RE: Apply-templates - how to omit top level element ta
At 03:30 PM 9/8/2005, you wrote:
To understand http://www.w3.org/TR/xpath requires you to understand the terms in the way they are used, which for a newbie, requires chicken-or-egg logic. Examples help the newbie learn the context in which the terms are applies so that they can they learn the subject which the terms are used to describe.
I think this is the case with any non-trivial undertaking.
Just an observation, but I think one reason XSLT has not taken off more than it has is because it is so difficult to learn, and my intuition tells me that is shouldn't have to be that difficult but the terms used to describe things and the required mental model are not easy to pick up, so many people don't.
That may be true, but if so it's a glass-half-empty argument. Some would say that XML/XSLT has taken off, phenomenally well actually, and that accordingly it's been a victim of its own success, since it's being taken up by all kinds of people who don't understand the principles on which the technology is based, and discover they don't actually have much sympathy with those principles when they encounter them. Who's to blame for this?
One of the deeper principles is "it's better to understand and control your own data format than it is to cede that control to a software vendor whose objectives are aligned with yours only incidentally, if at all".

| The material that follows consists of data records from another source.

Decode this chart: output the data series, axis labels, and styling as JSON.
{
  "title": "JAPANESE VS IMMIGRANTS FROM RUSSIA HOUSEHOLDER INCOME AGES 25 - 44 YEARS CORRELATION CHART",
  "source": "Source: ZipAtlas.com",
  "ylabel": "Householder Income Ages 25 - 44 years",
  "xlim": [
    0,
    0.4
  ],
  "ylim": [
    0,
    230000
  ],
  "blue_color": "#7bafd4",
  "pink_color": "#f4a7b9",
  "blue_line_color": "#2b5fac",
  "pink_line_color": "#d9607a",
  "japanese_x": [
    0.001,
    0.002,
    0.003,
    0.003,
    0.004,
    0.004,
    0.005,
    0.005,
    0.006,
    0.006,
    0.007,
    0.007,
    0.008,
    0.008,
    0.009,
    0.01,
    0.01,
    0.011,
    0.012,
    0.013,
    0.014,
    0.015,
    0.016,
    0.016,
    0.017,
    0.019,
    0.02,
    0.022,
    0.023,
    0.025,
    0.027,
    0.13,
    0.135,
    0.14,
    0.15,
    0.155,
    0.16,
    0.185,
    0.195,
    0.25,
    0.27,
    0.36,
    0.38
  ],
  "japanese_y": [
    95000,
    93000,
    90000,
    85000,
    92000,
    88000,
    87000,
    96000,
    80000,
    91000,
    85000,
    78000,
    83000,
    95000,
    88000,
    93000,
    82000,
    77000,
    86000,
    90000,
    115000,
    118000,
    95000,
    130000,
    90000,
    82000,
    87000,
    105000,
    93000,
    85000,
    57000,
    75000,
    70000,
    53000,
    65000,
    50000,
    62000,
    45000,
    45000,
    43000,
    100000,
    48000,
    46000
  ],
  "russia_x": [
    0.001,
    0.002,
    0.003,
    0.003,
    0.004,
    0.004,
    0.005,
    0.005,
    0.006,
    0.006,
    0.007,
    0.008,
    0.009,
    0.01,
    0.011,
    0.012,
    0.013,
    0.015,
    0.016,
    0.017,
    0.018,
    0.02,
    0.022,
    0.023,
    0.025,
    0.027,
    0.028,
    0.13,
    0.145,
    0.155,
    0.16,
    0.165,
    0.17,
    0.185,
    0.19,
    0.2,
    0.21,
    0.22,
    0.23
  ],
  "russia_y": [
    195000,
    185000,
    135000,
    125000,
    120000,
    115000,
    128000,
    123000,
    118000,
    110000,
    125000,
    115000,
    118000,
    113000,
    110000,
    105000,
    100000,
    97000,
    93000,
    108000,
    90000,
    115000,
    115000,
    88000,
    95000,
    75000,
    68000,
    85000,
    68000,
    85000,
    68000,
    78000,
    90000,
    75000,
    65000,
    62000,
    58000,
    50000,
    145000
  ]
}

There are plenty of organizations for whom that may not be true. If you are a happy member of the mass of people and organizations whose every desire is anticipated by the developers of proprietary "Office" packages, and who have the budget to follow the upgrade path dictated by the vendor, and who never expect to migrate that data off that platform ... then go with the vendor. It's certainly easier to spend a few hundred than it is to learn an entirely new tech that requires you to get your hands dirty.
For example, my editorial team for http://www.howtoselectguides.com/ is pushing me to drop the use of XML publishing and move to publishing in Word. Doing that will kill my ability to use the content in numerous contexts, but because XML/XSLT is so difficult for the laymen, I may be forced to.
It sounds like you and your group could do with a little sympathetic training. XML is basically simple, but its ramifications are deep and complex and potentially reach into everything you do with electronic data. Many organizations find it liberating to have this power; others find the responsibility bewildering and would rather have "the experts" do it. This can be fine until you discover the experts have something else in mind.
P.S. Does anyone know a really good WYSIWYG editing tool that doesn't get in the way but still supports editing XML to a schema? We can't seem to find one...
The key question is "what do you mean by 'schema'" -- if a W3C XML Schema, I'd recommend looking at XMetaL (now from BlastRadius I think). Unfortunately, the question is off topic on the list, which is about XSL.